As far as I can tell you can set the modalities either in the session.update event or the response.create event:

{
    "event_id": "event_123",
    "type": "session.update",
    "session": {
        "modalities": ["text", "audio"],  <---
        "instructions": "Your knowledge cutoff is 2023-10. You are a helpful assistant.",
        "voice": "alloy",
        "input_audio_format": "pcm16",
        "output_audio_format": "pcm16",
        "input_audio_transcription": {
            "model": "whisper-1"
        },
        "turn_detection": {
            "type": "server_vad",
            "threshold": 0.5,
            "prefix_padding_ms": 300,
            "silence_duration_ms": 500
        },
        "tools": [
            {
                "type": "function",
                "name": "get_weather",
                "description": "Get the current weather for a location, tell the user you are fetching the weather.",
                "parameters": {
                    "type": "object",
                    "properties": {
                        "location": { "type": "string" }
                    },
                    "required": ["location"]
                }
            }
        ],
        "tool_choice": "auto",
        "temperature": 0.8,
        "max_response_output_tokens": "inf"
    }
}


{
    "event_id": "event_234",
    "type": "response.create",
    "response": {
        "modalities": ["text", "audio"],  <--
        "instructions": "Please assist the user.",
        "voice": "alloy",
        "output_audio_format": "pcm16",
        "tools": [
            {
                "type": "function",
                "name": "calculate_sum",
                "description": "Calculates the sum of two numbers.",
                "parameters": {
                    "type": "object",
                    "properties": {
                        "a": { "type": "number" },
                        "b": { "type": "number" }
                    },
                    "required": ["a", "b"]
                }
            }
        ],
        "tool_choice": "auto",
        "temperature": 0.7,
        "max_output_tokens": 150
    }
}

Switching from [“text”, “audio”] to only [“text”] partially works.
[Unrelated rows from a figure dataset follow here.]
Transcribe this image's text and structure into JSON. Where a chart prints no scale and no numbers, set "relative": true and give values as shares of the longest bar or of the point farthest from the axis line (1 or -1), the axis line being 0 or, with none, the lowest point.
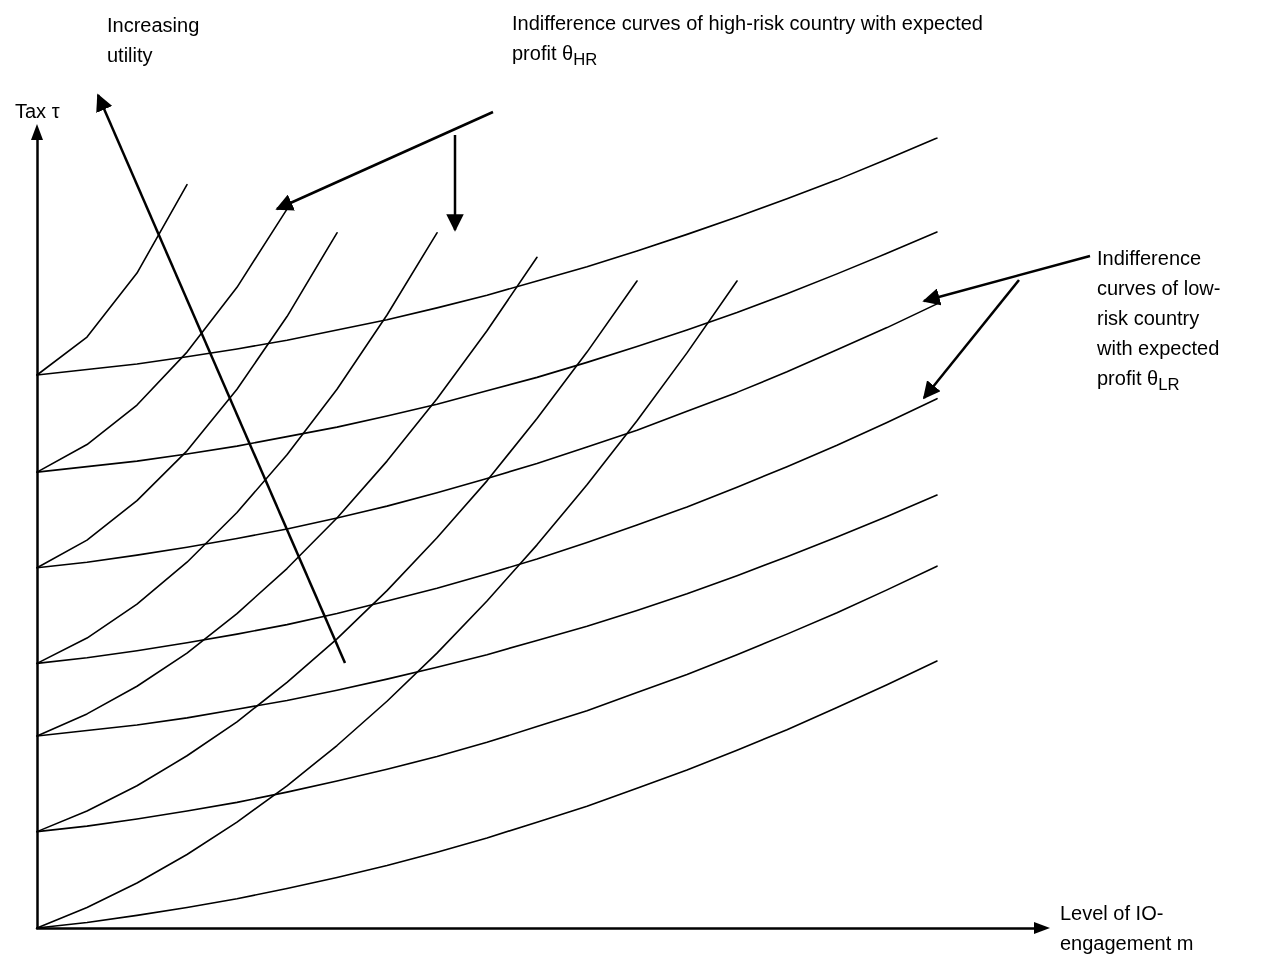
{
  "chart_data": {
    "type": "line",
    "relative": true,
    "xlabel": "Level of IO-engagement m",
    "ylabel": "Tax τ",
    "annotations": [
      "Increasing utility",
      "Indifference curves of high-risk country with expected profit θ$_{HR}$",
      "Indifference curves of low-risk country with expected profit θ$_{LR}$"
    ],
    "categories": [
      null,
      null,
      null,
      null,
      null,
      null,
      null,
      null,
      null,
      null,
      null,
      null,
      null,
      null,
      null,
      null,
      null,
      null,
      null,
      null,
      null
    ],
    "ylim": [
      0,
      1.0
    ],
    "tick_labels": false,
    "grid": false,
    "line_style": "solid",
    "series": [
      {
        "color": "#000000",
        "values": [
          0.7,
          0.707,
          0.714,
          0.723,
          0.733,
          0.744,
          0.757,
          0.77,
          0.785,
          0.801,
          0.819,
          0.837,
          0.857,
          0.878,
          0.9,
          0.923,
          0.947,
          0.973,
          1.0,
          null,
          null
        ]
      },
      {
        "color": "#000000",
        "values": [
          0.577,
          0.584,
          0.591,
          0.6,
          0.61,
          0.622,
          0.634,
          0.648,
          0.663,
          0.68,
          0.697,
          0.716,
          0.736,
          0.757,
          0.779,
          0.803,
          0.828,
          0.854,
          0.881,
          null,
          null
        ]
      },
      {
        "color": "#000000",
        "values": [
          0.456,
          0.463,
          0.472,
          0.482,
          0.493,
          0.505,
          0.519,
          0.534,
          0.551,
          0.569,
          0.588,
          0.609,
          0.63,
          0.654,
          0.678,
          0.704,
          0.732,
          0.76,
          0.79,
          null,
          null
        ]
      },
      {
        "color": "#000000",
        "values": [
          0.335,
          0.342,
          0.351,
          0.361,
          0.372,
          0.384,
          0.398,
          0.414,
          0.43,
          0.448,
          0.467,
          0.488,
          0.51,
          0.533,
          0.558,
          0.584,
          0.611,
          0.64,
          0.67,
          null,
          null
        ]
      },
      {
        "color": "#000000",
        "values": [
          0.243,
          0.25,
          0.257,
          0.266,
          0.277,
          0.288,
          0.301,
          0.315,
          0.33,
          0.346,
          0.364,
          0.382,
          0.402,
          0.423,
          0.446,
          0.47,
          0.495,
          0.521,
          0.548,
          null,
          null
        ]
      },
      {
        "color": "#000000",
        "values": [
          0.122,
          0.129,
          0.138,
          0.148,
          0.159,
          0.172,
          0.186,
          0.201,
          0.217,
          0.235,
          0.255,
          0.275,
          0.298,
          0.321,
          0.346,
          0.372,
          0.399,
          0.428,
          0.458,
          null,
          null
        ]
      },
      {
        "color": "#000000",
        "values": [
          0,
          0.007,
          0.016,
          0.026,
          0.037,
          0.05,
          0.064,
          0.079,
          0.096,
          0.114,
          0.134,
          0.154,
          0.177,
          0.2,
          0.225,
          0.251,
          0.279,
          0.308,
          0.338,
          null,
          null
        ]
      },
      {
        "color": "#000000",
        "values": [
          0.7,
          0.748,
          0.829,
          0.941,
          null,
          null,
          null,
          null,
          null,
          null,
          null,
          null,
          null,
          null,
          null,
          null,
          null,
          null,
          null,
          null,
          null
        ]
      },
      {
        "color": "#000000",
        "values": [
          0.577,
          0.612,
          0.662,
          0.729,
          0.811,
          0.91,
          null,
          null,
          null,
          null,
          null,
          null,
          null,
          null,
          null,
          null,
          null,
          null,
          null,
          null,
          null
        ]
      },
      {
        "color": "#000000",
        "values": [
          0.456,
          0.491,
          0.541,
          0.604,
          0.682,
          0.774,
          0.88,
          null,
          null,
          null,
          null,
          null,
          null,
          null,
          null,
          null,
          null,
          null,
          null,
          null,
          null
        ]
      },
      {
        "color": "#000000",
        "values": [
          0.335,
          0.367,
          0.41,
          0.463,
          0.526,
          0.599,
          0.682,
          0.776,
          0.88,
          null,
          null,
          null,
          null,
          null,
          null,
          null,
          null,
          null,
          null,
          null,
          null
        ]
      },
      {
        "color": "#000000",
        "values": [
          0.243,
          0.271,
          0.306,
          0.348,
          0.398,
          0.455,
          0.519,
          0.591,
          0.67,
          0.756,
          0.849,
          null,
          null,
          null,
          null,
          null,
          null,
          null,
          null,
          null,
          null
        ]
      },
      {
        "color": "#000000",
        "values": [
          0.122,
          0.148,
          0.18,
          0.218,
          0.261,
          0.311,
          0.366,
          0.427,
          0.494,
          0.566,
          0.645,
          0.729,
          0.819,
          null,
          null,
          null,
          null,
          null,
          null,
          null,
          null
        ]
      },
      {
        "color": "#000000",
        "values": [
          0,
          0.026,
          0.057,
          0.093,
          0.134,
          0.18,
          0.231,
          0.287,
          0.348,
          0.414,
          0.485,
          0.561,
          0.642,
          0.728,
          0.819,
          null,
          null,
          null,
          null,
          null,
          null
        ]
      }
    ]
  }
}
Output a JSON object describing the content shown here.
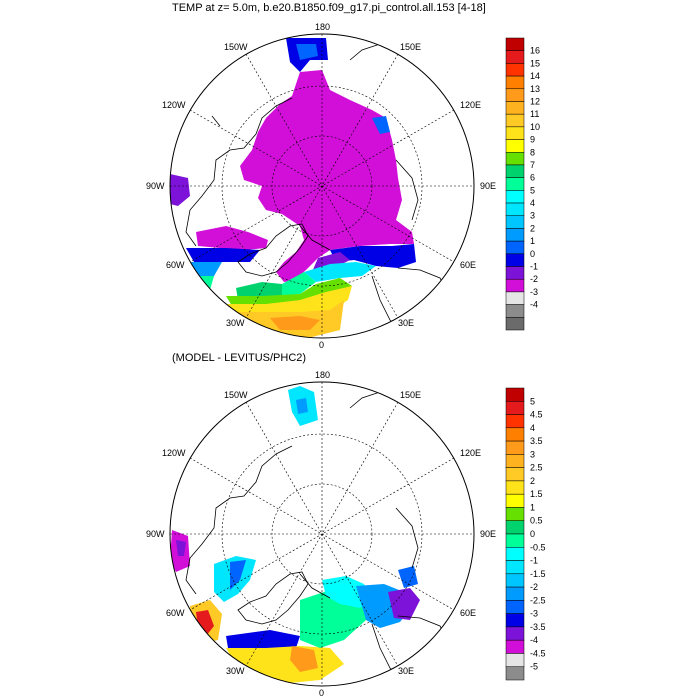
{
  "panels": [
    {
      "title": "TEMP at z=   5.0m, b.e20.B1850.f09_g17.pi_control.all.153 [4-18]",
      "lon_labels": [
        "180",
        "150E",
        "120E",
        "90E",
        "60E",
        "30E",
        "0",
        "30W",
        "60W",
        "90W",
        "120W",
        "150W"
      ],
      "colorbar": {
        "labels": [
          "16",
          "15",
          "14",
          "13",
          "12",
          "11",
          "10",
          "9",
          "8",
          "7",
          "6",
          "5",
          "4",
          "3",
          "2",
          "1",
          "0",
          "-1",
          "-2",
          "-3",
          "-4"
        ],
        "colors": [
          "#c00000",
          "#e41a1c",
          "#ff3300",
          "#ff7f00",
          "#ff9a1a",
          "#ffb21f",
          "#ffc926",
          "#ffe31a",
          "#ffff00",
          "#66e000",
          "#00d36e",
          "#00ff99",
          "#00ffff",
          "#00e6ff",
          "#00c6ff",
          "#009bff",
          "#0064ff",
          "#0000e6",
          "#7d13d8",
          "#d10fd8",
          "#e5e5e5",
          "#8c8c8c",
          "#6b6b6b"
        ]
      }
    },
    {
      "title": "(MODEL - LEVITUS/PHC2)",
      "lon_labels": [
        "180",
        "150E",
        "120E",
        "90E",
        "60E",
        "30E",
        "0",
        "30W",
        "60W",
        "90W",
        "120W",
        "150W"
      ],
      "colorbar": {
        "labels": [
          "5",
          "4.5",
          "4",
          "3.5",
          "3",
          "2.5",
          "2",
          "1.5",
          "1",
          "0.5",
          "0",
          "-0.5",
          "-1",
          "-1.5",
          "-2",
          "-2.5",
          "-3",
          "-3.5",
          "-4",
          "-4.5",
          "-5"
        ],
        "colors": [
          "#c00000",
          "#e41a1c",
          "#ff3300",
          "#ff7f00",
          "#ff9a1a",
          "#ffb21f",
          "#ffc926",
          "#ffe31a",
          "#ffff00",
          "#66e000",
          "#00d36e",
          "#00ff99",
          "#00ffff",
          "#00e6ff",
          "#00c6ff",
          "#009bff",
          "#0064ff",
          "#0000e6",
          "#7d13d8",
          "#d10fd8",
          "#e5e5e5",
          "#8c8c8c"
        ]
      }
    }
  ]
}
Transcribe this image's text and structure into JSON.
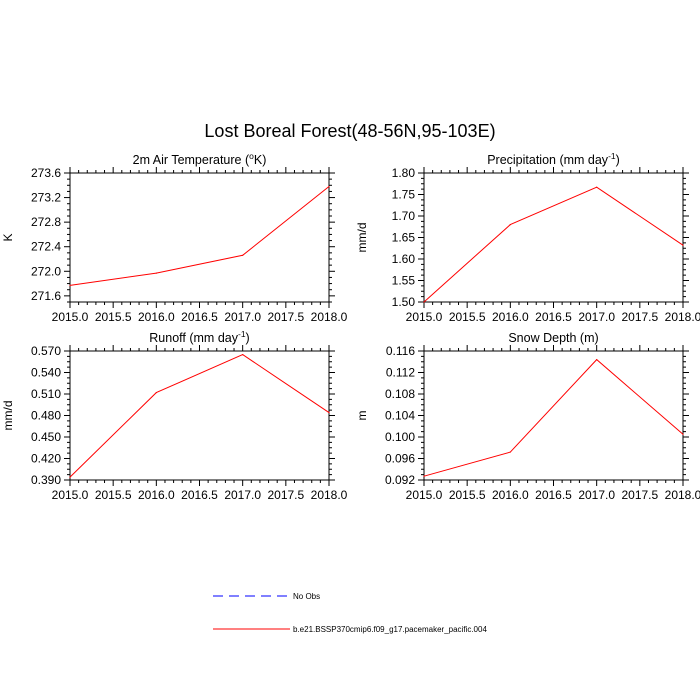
{
  "figure": {
    "title": "Lost Boreal Forest(48-56N,95-103E)"
  },
  "colors": {
    "model_line": "#ff0000",
    "obs_line": "#0000ff",
    "axes": "#000000"
  },
  "legend": {
    "entries": [
      {
        "label": "No Obs",
        "style": "dashed",
        "color": "#0000ff"
      },
      {
        "label": "b.e21.BSSP370cmip6.f09_g17.pacemaker_pacific.004",
        "style": "solid",
        "color": "#ff0000"
      }
    ]
  },
  "chart_data": [
    {
      "type": "line",
      "title": "2m Air Temperature (",
      "title_sup": "o",
      "title_end": "K)",
      "ylabel": "K",
      "xlim": [
        2015.0,
        2018.0
      ],
      "ylim": [
        271.5,
        273.6
      ],
      "xticks": [
        "2015.0",
        "2015.5",
        "2016.0",
        "2016.5",
        "2017.0",
        "2017.5",
        "2018.0"
      ],
      "yticks": [
        "271.6",
        "272.0",
        "272.4",
        "272.8",
        "273.2",
        "273.6"
      ],
      "x": [
        2015,
        2016,
        2017,
        2018
      ],
      "series": [
        {
          "name": "b.e21.BSSP370cmip6.f09_g17.pacemaker_pacific.004",
          "values": [
            271.77,
            271.97,
            272.26,
            273.38
          ]
        }
      ]
    },
    {
      "type": "line",
      "title": "Precipitation (mm day",
      "title_sup": "-1",
      "title_end": ")",
      "ylabel": "mm/d",
      "xlim": [
        2015.0,
        2018.0
      ],
      "ylim": [
        1.5,
        1.8
      ],
      "xticks": [
        "2015.0",
        "2015.5",
        "2016.0",
        "2016.5",
        "2017.0",
        "2017.5",
        "2018.0"
      ],
      "yticks": [
        "1.50",
        "1.55",
        "1.60",
        "1.65",
        "1.70",
        "1.75",
        "1.80"
      ],
      "x": [
        2015,
        2016,
        2017,
        2018
      ],
      "series": [
        {
          "name": "b.e21.BSSP370cmip6.f09_g17.pacemaker_pacific.004",
          "values": [
            1.5,
            1.68,
            1.767,
            1.632
          ]
        }
      ]
    },
    {
      "type": "line",
      "title": "Runoff (mm day",
      "title_sup": "-1",
      "title_end": ")",
      "ylabel": "mm/d",
      "xlim": [
        2015.0,
        2018.0
      ],
      "ylim": [
        0.39,
        0.57
      ],
      "xticks": [
        "2015.0",
        "2015.5",
        "2016.0",
        "2016.5",
        "2017.0",
        "2017.5",
        "2018.0"
      ],
      "yticks": [
        "0.390",
        "0.420",
        "0.450",
        "0.480",
        "0.510",
        "0.540",
        "0.570"
      ],
      "x": [
        2015,
        2016,
        2017,
        2018
      ],
      "series": [
        {
          "name": "b.e21.BSSP370cmip6.f09_g17.pacemaker_pacific.004",
          "values": [
            0.394,
            0.512,
            0.565,
            0.484
          ]
        }
      ]
    },
    {
      "type": "line",
      "title": "Snow Depth (m)",
      "title_sup": "",
      "title_end": "",
      "ylabel": "m",
      "xlim": [
        2015.0,
        2018.0
      ],
      "ylim": [
        0.092,
        0.116
      ],
      "xticks": [
        "2015.0",
        "2015.5",
        "2016.0",
        "2016.5",
        "2017.0",
        "2017.5",
        "2018.0"
      ],
      "yticks": [
        "0.092",
        "0.096",
        "0.100",
        "0.104",
        "0.108",
        "0.112",
        "0.116"
      ],
      "x": [
        2015,
        2016,
        2017,
        2018
      ],
      "series": [
        {
          "name": "b.e21.BSSP370cmip6.f09_g17.pacemaker_pacific.004",
          "values": [
            0.0927,
            0.0972,
            0.1144,
            0.1005
          ]
        }
      ]
    }
  ]
}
It seems to also output the function args in the text deltas. However, switching back from [“text”] to [“text”, “audio”] does not work. All subsequent responses will still be text only. I can verify in the server-side event, that the session has indeed been updated with the correct modalities, but there is still only a text response.

I assume this is a bug? Has anyone also encountered it and was able to fix it?

2 Likes

I am also getting this issue, so you are not alone.

If it starts off immediately with a few [audio, text] responses it usually sticks to audio fairly well, but since the only way to add conversation history is with text messages, it means if you add any history at all it gets stuck always outputting text. Sometimes you can kind of trick it by telling it you changed its response parameters to output audio, but it’s very unreliable (and might also just be a spurious pattern that’s not anything real).

If you request text only it seems to love making up fake json responses, but for this I’ve had decent luck injecting a few fake messages with the assistant role into the chat history that have regular speech, and then it usually doesn’t do the json thing anymore (though again, pretty unreliable).

Have you had any luck finding a workaround?

EDIT: This works roughly consistently for me. Before injecting the conversation history, first create a conversation item that says something like “Initialize audio” (could be anything really, but this is least likely to pollute the conversation context), and then do a response.create asking for [text, audio], then inject all your conversation history after that. As long as it has a single example of having responded in audio, it won’t refuse to do audio later.

Okay, good to know it’s not just me. :upside_down_face:

I honestly haven’t played around with it too much since I figured that it is probably a bug from the API and focused on completing my other features so I have not found a solution yet. I’ll give your approach a go!